E era bom nisso. Tão bom quanto um ser humano médio pode ser.
Não obstante, sua estimativa sobre qual deveria ser o tamanho de um degrau normal também havia sido construída ao longo de seus cinquenta e dois anos de idade, com base em uma vasta amostra de todos os degraus que já havia subido em sua vida até aquele momento. Era uma noção bastante apurada, ainda que não tivesse plena consciência disso. Se lhe perguntassem, não saberia dizer. Mas subia degraus todos os dias, não costumava errar.
Aquele, no entanto, não era um degrau normal. Era uma aberração. Poucos centímetros mais alto que a concepção do degrau perfeito, que de alguma forma fazia morada no cérebro experiente de Seu Antônio.

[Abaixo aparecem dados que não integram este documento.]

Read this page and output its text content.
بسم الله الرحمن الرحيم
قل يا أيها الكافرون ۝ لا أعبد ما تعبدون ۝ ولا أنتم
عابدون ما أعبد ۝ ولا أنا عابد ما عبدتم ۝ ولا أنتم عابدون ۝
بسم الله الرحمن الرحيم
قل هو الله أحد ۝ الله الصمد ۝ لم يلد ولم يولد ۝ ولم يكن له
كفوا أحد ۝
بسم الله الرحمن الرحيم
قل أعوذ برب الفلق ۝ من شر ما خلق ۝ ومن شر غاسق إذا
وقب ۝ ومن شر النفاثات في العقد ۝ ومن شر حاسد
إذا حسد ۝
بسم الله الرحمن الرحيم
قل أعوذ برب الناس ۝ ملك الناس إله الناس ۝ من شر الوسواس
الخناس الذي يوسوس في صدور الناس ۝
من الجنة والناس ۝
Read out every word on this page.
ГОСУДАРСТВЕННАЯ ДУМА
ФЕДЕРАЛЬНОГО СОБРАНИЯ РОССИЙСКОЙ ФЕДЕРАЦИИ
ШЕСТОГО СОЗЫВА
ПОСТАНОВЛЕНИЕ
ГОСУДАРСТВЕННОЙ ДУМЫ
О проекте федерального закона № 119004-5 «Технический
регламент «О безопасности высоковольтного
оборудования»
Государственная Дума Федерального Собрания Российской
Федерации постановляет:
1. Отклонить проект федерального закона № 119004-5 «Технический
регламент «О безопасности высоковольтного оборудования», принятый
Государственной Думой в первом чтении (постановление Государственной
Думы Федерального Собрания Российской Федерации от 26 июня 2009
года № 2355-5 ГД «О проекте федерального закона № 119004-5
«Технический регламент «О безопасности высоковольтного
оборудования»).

Para piorar, naquele dia usava pela primeira vez o sapato que sua filha lhe deu de aniversário. Era um pouquinho maior que seu pé, mas não o suficiente para valer o trabalho de ir na loja trocar. O danado era bonito. Couro legítimo com acabamento de camurça, marrom clarinho, cor de areia. Um clássico. Mas isso não apagava o fato de que era, de fato, um pouquinho maior do que seu pé, assim como o degrau era um pouquinho maior do que o previsto. A tempestade perfeita.
O bico do sapato de camurça de Seu Antônio beijou a quina do degrau na calçada da praça. Um beijo roubado, que dava início a uma relação conturbada. Um amor que nunca seria. E uma batalha contra a gravidade, onde o favorito não era Seu Antônio.
No amor e na guerra vale tudo, e Seu Antônio não desistiria tão fácil de ficar em pé. Mesmo com seu eixo inclinado alguns graus para frente. Mesmo com seu centro de gravidade perdido em algum canto. A luta ainda não estava perdida.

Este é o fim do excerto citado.